DHL insists that its employees are logistics staff and should be on separate wage scales, relevant to the logistics industry, and not be paid the same as workers directly employed by JLR. This is supported by JLR.
The Solihull plant produces the Land Rover and Range Rover vehicles. Castle Bromwich manufactures Jaguar cars and will produce the new Jaguar F model, launched this week. The Halewood plant produces the flagship Evoque model and the Freelander SUV. Strike action by the DHL workers will bring operations to a halt, particularly the critical 24 hour a day, three-shift system at the Halewood plant on Merseyside. Employees at two other companies, Staffline and NAC, are also being balloted by Unite on the wage proposal. Both Staffline and NAC are labour agency companies.
No statement on the vote has appeared on Unite’s website. In the face of large majorities in favour of action, its silence is deafening. The union has made no appeal to its members on the JLR assembly lines to support their DHL co-workers. Unite’s decision to separate the balloting of its members connected to the JLR plants, holding them on different dates, is to ensure that no coordinated industrial action takes place. Even if a strike is authorised, no action can begin until well into August.

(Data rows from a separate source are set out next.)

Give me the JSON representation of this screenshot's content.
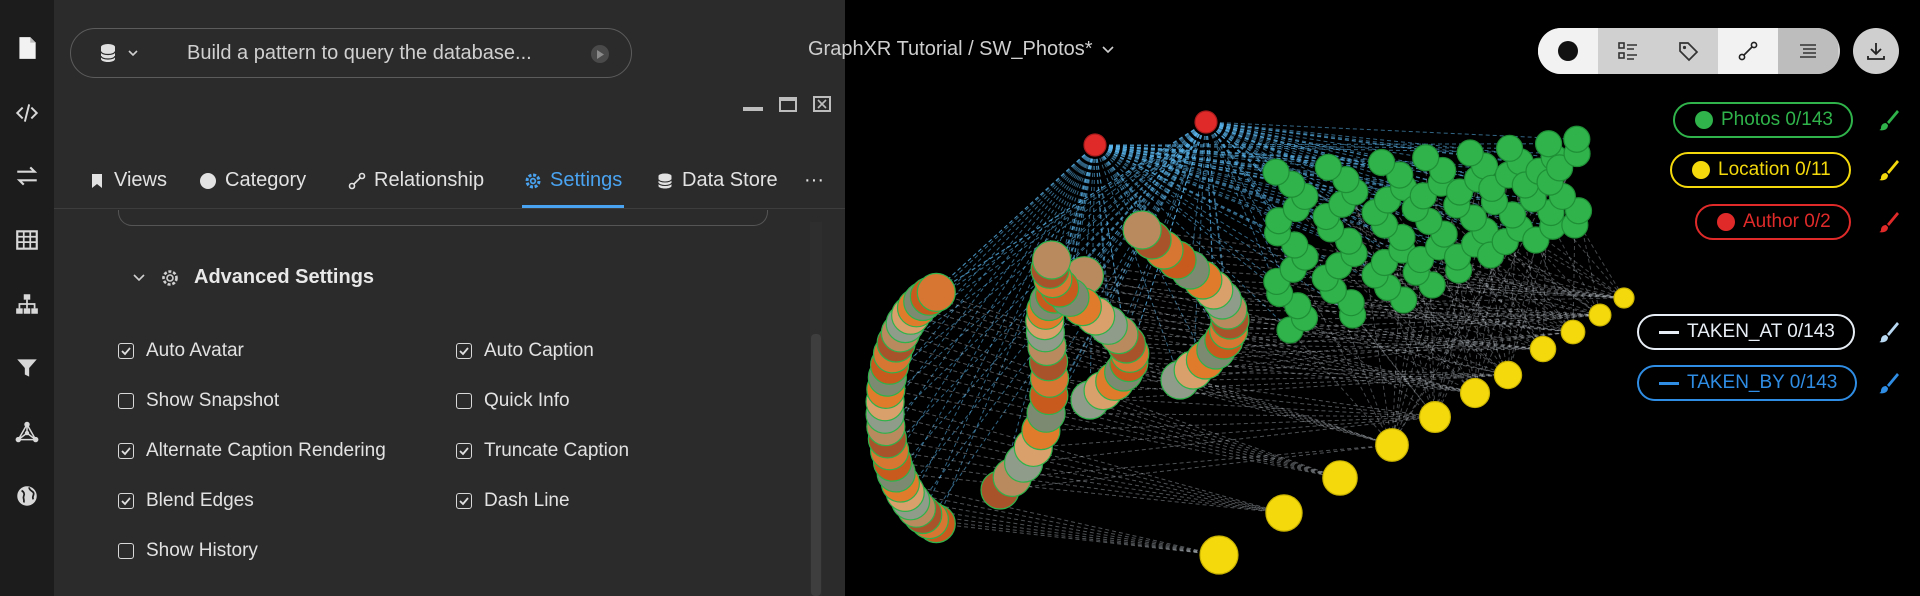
{
  "query": {
    "placeholder": "Build a pattern to query the database..."
  },
  "graph_title": "GraphXR Tutorial / SW_Photos*",
  "tabs": [
    {
      "label": "Views"
    },
    {
      "label": "Category"
    },
    {
      "label": "Relationship"
    },
    {
      "label": "Settings"
    },
    {
      "label": "Data Store"
    }
  ],
  "more_tabs": "···",
  "advanced_settings": {
    "title": "Advanced Settings"
  },
  "options_left": [
    {
      "label": "Auto Avatar",
      "checked": true
    },
    {
      "label": "Show Snapshot",
      "checked": false
    },
    {
      "label": "Alternate Caption Rendering",
      "checked": true
    },
    {
      "label": "Blend Edges",
      "checked": true
    },
    {
      "label": "Show History",
      "checked": false
    }
  ],
  "options_right": [
    {
      "label": "Auto Caption",
      "checked": true
    },
    {
      "label": "Quick Info",
      "checked": false
    },
    {
      "label": "Truncate Caption",
      "checked": true
    },
    {
      "label": "Dash Line",
      "checked": true
    }
  ],
  "legend": {
    "photos": {
      "label": "Photos 0/143",
      "color": "#2fb34a"
    },
    "location": {
      "label": "Location 0/11",
      "color": "#f4d90c"
    },
    "author": {
      "label": "Author 0/2",
      "color": "#e02a2a"
    },
    "taken_at": {
      "label": "TAKEN_AT 0/143",
      "color": "#e8eef5"
    },
    "taken_by": {
      "label": "TAKEN_BY 0/143",
      "color": "#2f8de4"
    }
  },
  "colors": {
    "accent": "#4aa3f0",
    "panel_bg": "#2b2b2b",
    "rail_bg": "#1c1c1c",
    "edge_blue": "#5bb8f0",
    "edge_white": "#dfe8f0"
  }
}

That Unite members are employed on different pay scales in the first place is entirely the responsibility of the union. Over the last years Unite has worked intimately with management at JRL and throughout the car industry. As a result, unprecedented productivity increases, labour flexibility and divisions in the pay of workers have been pioneered.
Last year, Unite and JLR management agreed to a pay deal, retaining the divisions in pay between contract workers and permanent staff. In 2010 Unite agreed that JLR could hire agency workers at 80 per cent pay for a year, before starting as permanent staff on 90 percent pay. Commenting on the agreement the Financial Times said, “JLR’s managers have described the measures as essential to its ability to make cars competitively in the UK.”
Last year’s agreement, which took effect on November 1, was described by Unite as an investment and sourcing agreement that will guarantee the operation of all UK plants until at least 2022.